When I examine the old Maison Française programs in their boxes in the University Archives, I am staggered by the richness of it all. Fifty years of talks, panels, debates, art exhibitions, receptions, film evenings, as many as three events a week, with subjects as wide-ranging as they possibly could be. A doctor in Médecins Sans Frontières talks about “Medicine and Social Responsibility”; a French lawyer speaks on “Internet and the Law.” The Maison Française has never shied away from controversy. In the past four years there have been roundtable discussions on the tension between France and America over the war in Iraq, the banning of the veil in French public schools, and the riots that broke out in the immigrant ghettoes of Paris.

The current director of the Maison Française, Francine Goldenhar, has the bilingual background, broad cultural interests, and dynamism that make her ideally suited to a demanding role she obviously loves. She’s busier than ever this anniversary year, hosting art exhibitions, panels, receptions, and theatrical performances. These days, the Maison Française program gives due emphasis to “Francophonie,” the vast world of French speakers outside the Hexagon, and panelists from sub-Saharan Africa, the Maghreb, and the Caribbean discuss subjects like neo-colonialism, racism, and the problems of migration.

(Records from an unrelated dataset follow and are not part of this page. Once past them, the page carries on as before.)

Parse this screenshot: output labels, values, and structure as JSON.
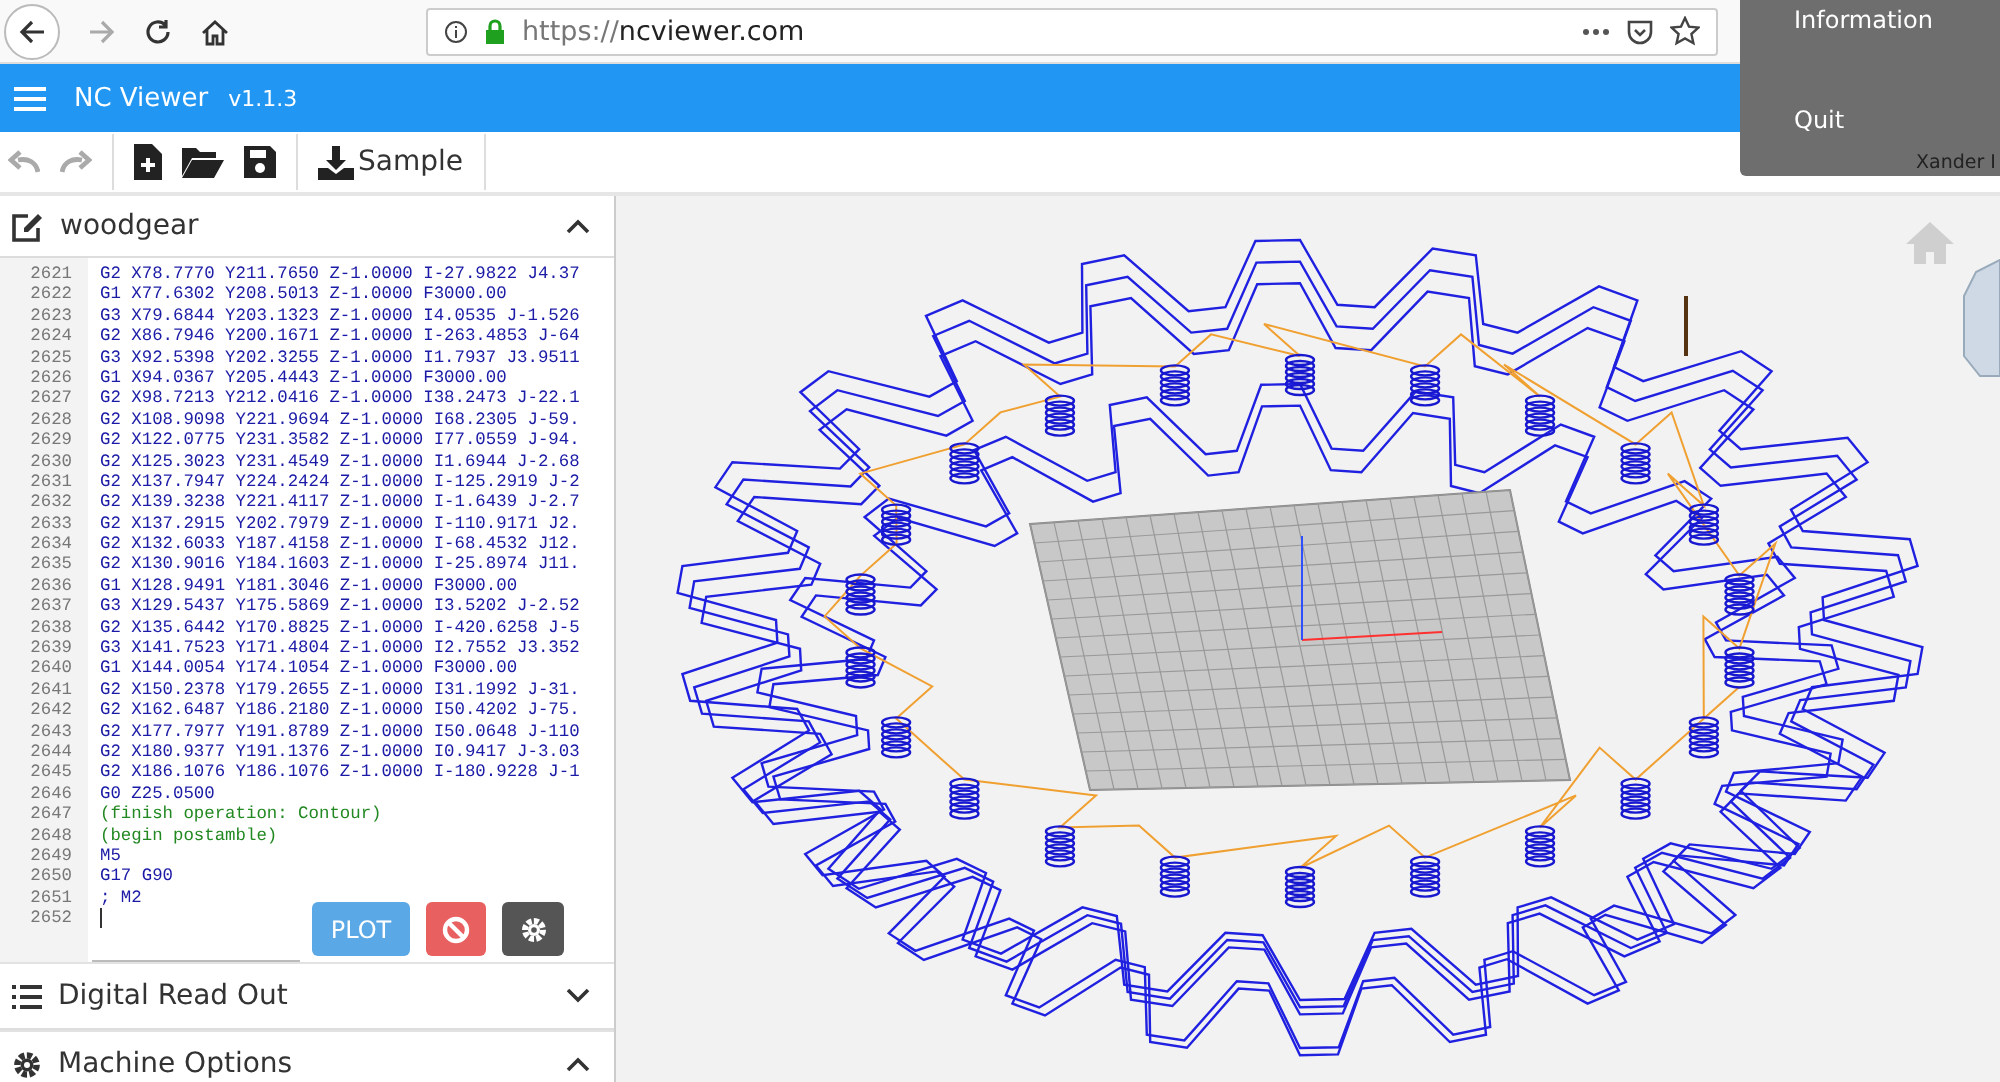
{
  "browser": {
    "url_scheme": "https://",
    "url_host": "ncviewer.com"
  },
  "overlay_menu": {
    "items": [
      "Information",
      "Quit"
    ],
    "footer": "Xander I"
  },
  "app_bar": {
    "title": "NC Viewer",
    "version": "v1.1.3"
  },
  "toolbar": [
    {
      "kind": "undo",
      "disabled": true
    },
    {
      "kind": "redo",
      "disabled": true
    },
    {
      "kind": "new",
      "disabled": false
    },
    {
      "kind": "open",
      "disabled": false
    },
    {
      "kind": "save",
      "disabled": false
    },
    {
      "kind": "sample",
      "label": "Sample",
      "disabled": false
    }
  ],
  "editor": {
    "title": "woodgear",
    "expanded": true,
    "lines": [
      {
        "number": "2621",
        "text": "G2 X78.7770 Y211.7650 Z-1.0000 I-27.9822 J4.37",
        "kind": "code"
      },
      {
        "number": "2622",
        "text": "G1 X77.6302 Y208.5013 Z-1.0000 F3000.00",
        "kind": "code"
      },
      {
        "number": "2623",
        "text": "G3 X79.6844 Y203.1323 Z-1.0000 I4.0535 J-1.526",
        "kind": "code"
      },
      {
        "number": "2624",
        "text": "G2 X86.7946 Y200.1671 Z-1.0000 I-263.4853 J-64",
        "kind": "code"
      },
      {
        "number": "2625",
        "text": "G3 X92.5398 Y202.3255 Z-1.0000 I1.7937 J3.9511",
        "kind": "code"
      },
      {
        "number": "2626",
        "text": "G1 X94.0367 Y205.4443 Z-1.0000 F3000.00",
        "kind": "code"
      },
      {
        "number": "2627",
        "text": "G2 X98.7213 Y212.0416 Z-1.0000 I38.2473 J-22.1",
        "kind": "code"
      },
      {
        "number": "2628",
        "text": "G2 X108.9098 Y221.9694 Z-1.0000 I68.2305 J-59.",
        "kind": "code"
      },
      {
        "number": "2629",
        "text": "G2 X122.0775 Y231.3582 Z-1.0000 I77.0559 J-94.",
        "kind": "code"
      },
      {
        "number": "2630",
        "text": "G2 X125.3023 Y231.4549 Z-1.0000 I1.6944 J-2.68",
        "kind": "code"
      },
      {
        "number": "2631",
        "text": "G2 X137.7947 Y224.2424 Z-1.0000 I-125.2919 J-2",
        "kind": "code"
      },
      {
        "number": "2632",
        "text": "G2 X139.3238 Y221.4117 Z-1.0000 I-1.6439 J-2.7",
        "kind": "code"
      },
      {
        "number": "2633",
        "text": "G2 X137.2915 Y202.7979 Z-1.0000 I-110.9171 J2.",
        "kind": "code"
      },
      {
        "number": "2634",
        "text": "G2 X132.6033 Y187.4158 Z-1.0000 I-68.4532 J12.",
        "kind": "code"
      },
      {
        "number": "2635",
        "text": "G2 X130.9016 Y184.1603 Z-1.0000 I-25.8974 J11.",
        "kind": "code"
      },
      {
        "number": "2636",
        "text": "G1 X128.9491 Y181.3046 Z-1.0000 F3000.00",
        "kind": "code"
      },
      {
        "number": "2637",
        "text": "G3 X129.5437 Y175.5869 Z-1.0000 I3.5202 J-2.52",
        "kind": "code"
      },
      {
        "number": "2638",
        "text": "G2 X135.6442 Y170.8825 Z-1.0000 I-420.6258 J-5",
        "kind": "code"
      },
      {
        "number": "2639",
        "text": "G3 X141.7523 Y171.4804 Z-1.0000 I2.7552 J3.352",
        "kind": "code"
      },
      {
        "number": "2640",
        "text": "G1 X144.0054 Y174.1054 Z-1.0000 F3000.00",
        "kind": "code"
      },
      {
        "number": "2641",
        "text": "G2 X150.2378 Y179.2655 Z-1.0000 I31.1992 J-31.",
        "kind": "code"
      },
      {
        "number": "2642",
        "text": "G2 X162.6487 Y186.2180 Z-1.0000 I50.4202 J-75.",
        "kind": "code"
      },
      {
        "number": "2643",
        "text": "G2 X177.7977 Y191.8789 Z-1.0000 I50.0648 J-110",
        "kind": "code"
      },
      {
        "number": "2644",
        "text": "G2 X180.9377 Y191.1376 Z-1.0000 I0.9417 J-3.03",
        "kind": "code"
      },
      {
        "number": "2645",
        "text": "G2 X186.1076 Y186.1076 Z-1.0000 I-180.9228 J-1",
        "kind": "code"
      },
      {
        "number": "2646",
        "text": "G0 Z25.0500",
        "kind": "code"
      },
      {
        "number": "2647",
        "text": "(finish operation: Contour)",
        "kind": "comment"
      },
      {
        "number": "2648",
        "text": "(begin postamble)",
        "kind": "comment"
      },
      {
        "number": "2649",
        "text": "M5",
        "kind": "code"
      },
      {
        "number": "2650",
        "text": "G17 G90",
        "kind": "code"
      },
      {
        "number": "2651",
        "text": "; M2",
        "kind": "code"
      },
      {
        "number": "2652",
        "kind": "cursor"
      }
    ],
    "plot_button": "PLOT"
  },
  "sections": [
    {
      "title": "Digital Read Out",
      "kind": "list",
      "expanded": false
    },
    {
      "title": "Machine Options",
      "kind": "gear",
      "expanded": true
    }
  ]
}
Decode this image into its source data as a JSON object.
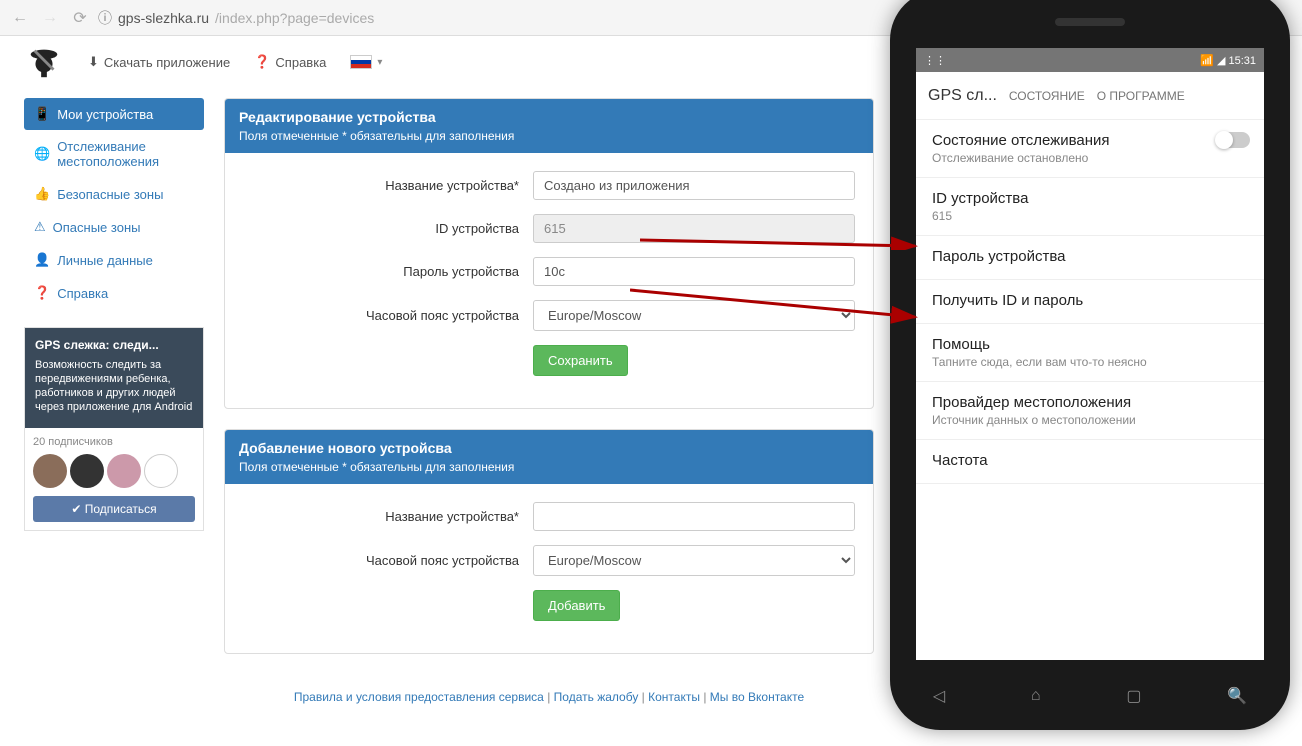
{
  "browser": {
    "url_prefix": "gps-slezhka.ru",
    "url_path": "/index.php?page=devices"
  },
  "topnav": {
    "download": "Скачать приложение",
    "help": "Справка"
  },
  "sidebar": {
    "items": [
      {
        "label": "Мои устройства",
        "icon": "phone"
      },
      {
        "label": "Отслеживание местоположения",
        "icon": "globe"
      },
      {
        "label": "Безопасные зоны",
        "icon": "thumbs-up"
      },
      {
        "label": "Опасные зоны",
        "icon": "warning"
      },
      {
        "label": "Личные данные",
        "icon": "user"
      },
      {
        "label": "Справка",
        "icon": "question"
      }
    ]
  },
  "vk": {
    "title": "GPS слежка: следи...",
    "desc": "Возможность следить за передвижениями ребенка, работников и других людей через приложение для Android",
    "subs": "20 подписчиков",
    "btn": "Подписаться"
  },
  "panel_edit": {
    "title": "Редактирование устройства",
    "subtitle": "Поля отмеченные * обязательны для заполнения",
    "name_label": "Название устройства*",
    "name_value": "Создано из приложения",
    "id_label": "ID устройства",
    "id_value": "615",
    "pass_label": "Пароль устройства",
    "pass_value": "10c",
    "tz_label": "Часовой пояс устройства",
    "tz_value": "Europe/Moscow",
    "save": "Сохранить"
  },
  "panel_add": {
    "title": "Добавление нового устройсва",
    "subtitle": "Поля отмеченные * обязательны для заполнения",
    "name_label": "Название устройства*",
    "tz_label": "Часовой пояс устройства",
    "tz_value": "Europe/Moscow",
    "add": "Добавить"
  },
  "footer": {
    "terms": "Правила и условия предоставления сервиса",
    "complaint": "Подать жалобу",
    "contacts": "Контакты",
    "vk": "Мы во Вконтакте"
  },
  "phone": {
    "status_time": "15:31",
    "app_title": "GPS сл...",
    "tab1": "СОСТОЯНИЕ",
    "tab2": "О ПРОГРАММЕ",
    "items": [
      {
        "title": "Состояние отслеживания",
        "sub": "Отслеживание остановлено",
        "toggle": true
      },
      {
        "title": "ID устройства",
        "sub": "615"
      },
      {
        "title": "Пароль устройства",
        "sub": ""
      },
      {
        "title": "Получить ID и пароль",
        "sub": ""
      },
      {
        "title": "Помощь",
        "sub": "Тапните сюда, если вам что-то неясно"
      },
      {
        "title": "Провайдер местоположения",
        "sub": "Источник данных о местоположении"
      },
      {
        "title": "Частота",
        "sub": ""
      }
    ]
  }
}
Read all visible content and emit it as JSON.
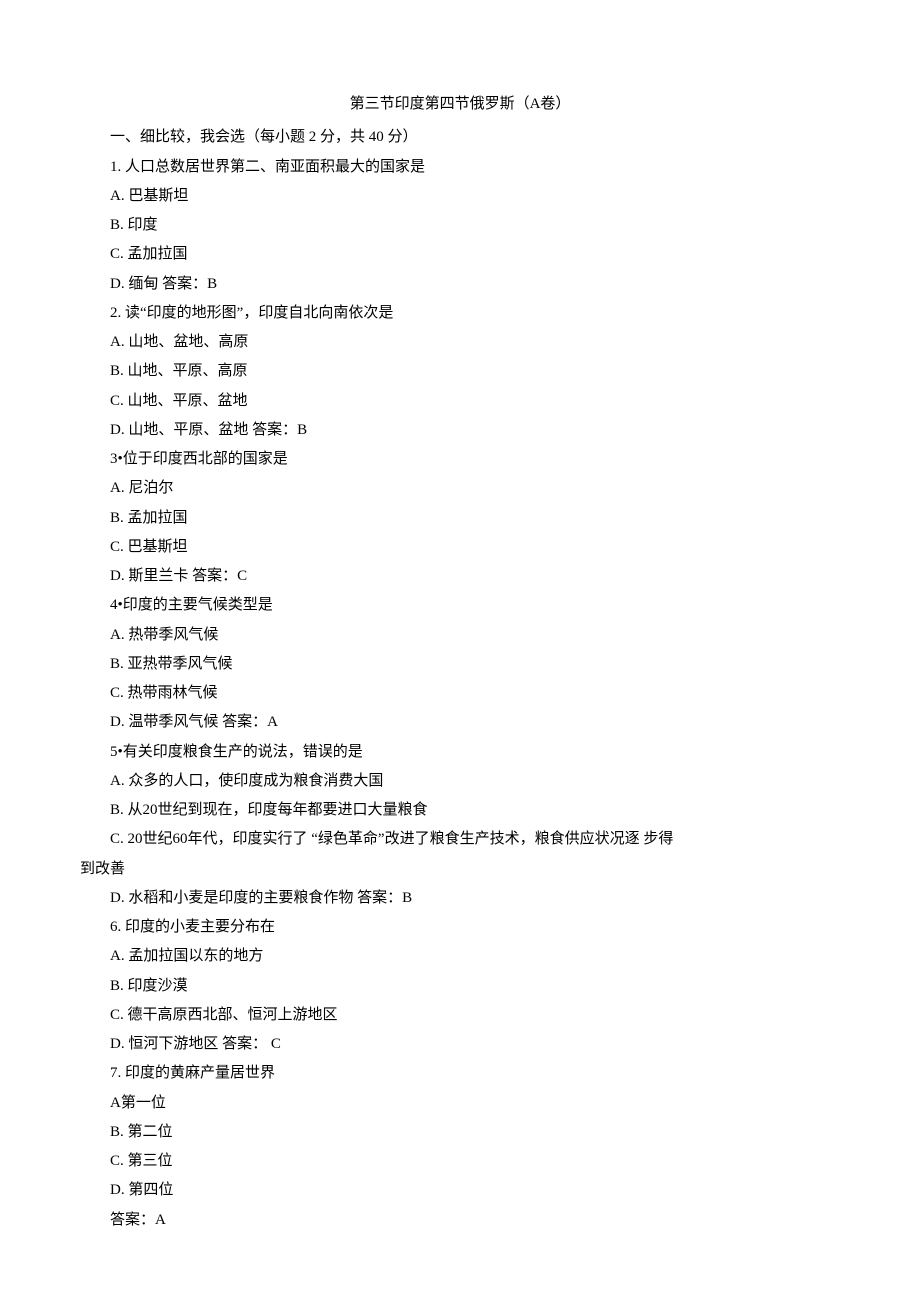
{
  "title": "第三节印度第四节俄罗斯（A卷）",
  "section_header": "一、细比较，我会选（每小题 2 分，共 40 分）",
  "q1": {
    "stem": "1. 人口总数居世界第二、南亚面积最大的国家是",
    "a": "A. 巴基斯坦",
    "b": "B. 印度",
    "c": "C. 孟加拉国",
    "d_ans": "D. 缅甸 答案：B"
  },
  "q2": {
    "stem": "2. 读“印度的地形图”，印度自北向南依次是",
    "a": "A. 山地、盆地、高原",
    "b": "B. 山地、平原、高原",
    "c": "C. 山地、平原、盆地",
    "d_ans": "D. 山地、平原、盆地 答案：B"
  },
  "q3": {
    "stem": "3•位于印度西北部的国家是",
    "a": "A. 尼泊尔",
    "b": "B. 孟加拉国",
    "c": "C. 巴基斯坦",
    "d_ans": "D. 斯里兰卡 答案：C"
  },
  "q4": {
    "stem": "4•印度的主要气候类型是",
    "a": "A. 热带季风气候",
    "b": "B. 亚热带季风气候",
    "c": "C. 热带雨林气候",
    "d_ans": "D. 温带季风气候 答案：A"
  },
  "q5": {
    "stem": "5•有关印度粮食生产的说法，错误的是",
    "a": "A. 众多的人口，使印度成为粮食消费大国",
    "b": "B. 从20世纪到现在，印度每年都要进口大量粮食",
    "c1": "C. 20世纪60年代，印度实行了 “绿色革命”改进了粮食生产技术，粮食供应状况逐 步得",
    "c2": "到改善",
    "d_ans": "D. 水稻和小麦是印度的主要粮食作物 答案：B"
  },
  "q6": {
    "stem": "6. 印度的小麦主要分布在",
    "a": "A. 孟加拉国以东的地方",
    "b": "B. 印度沙漠",
    "c": "C. 德干高原西北部、恒河上游地区",
    "d_ans": "D. 恒河下游地区 答案： C"
  },
  "q7": {
    "stem": "7. 印度的黄麻产量居世界",
    "a": "A第一位",
    "b": "B. 第二位",
    "c": "C. 第三位",
    "d": "D. 第四位",
    "ans": "答案：A"
  }
}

In late April and early May, the French face national elections that are likely to change their country dramatically. The blossom will be out in the cobbled lane, the anniversary celebrations will be in full swing, and the Maison Française will be jumping.

Ms. Rowley’s most recent book is “Tête-à-Tête: The Tumultuous Lives and Loves of Simone de Beauvoir and Jean-Paul Sartre” (Harper-Collins). She lives in New York.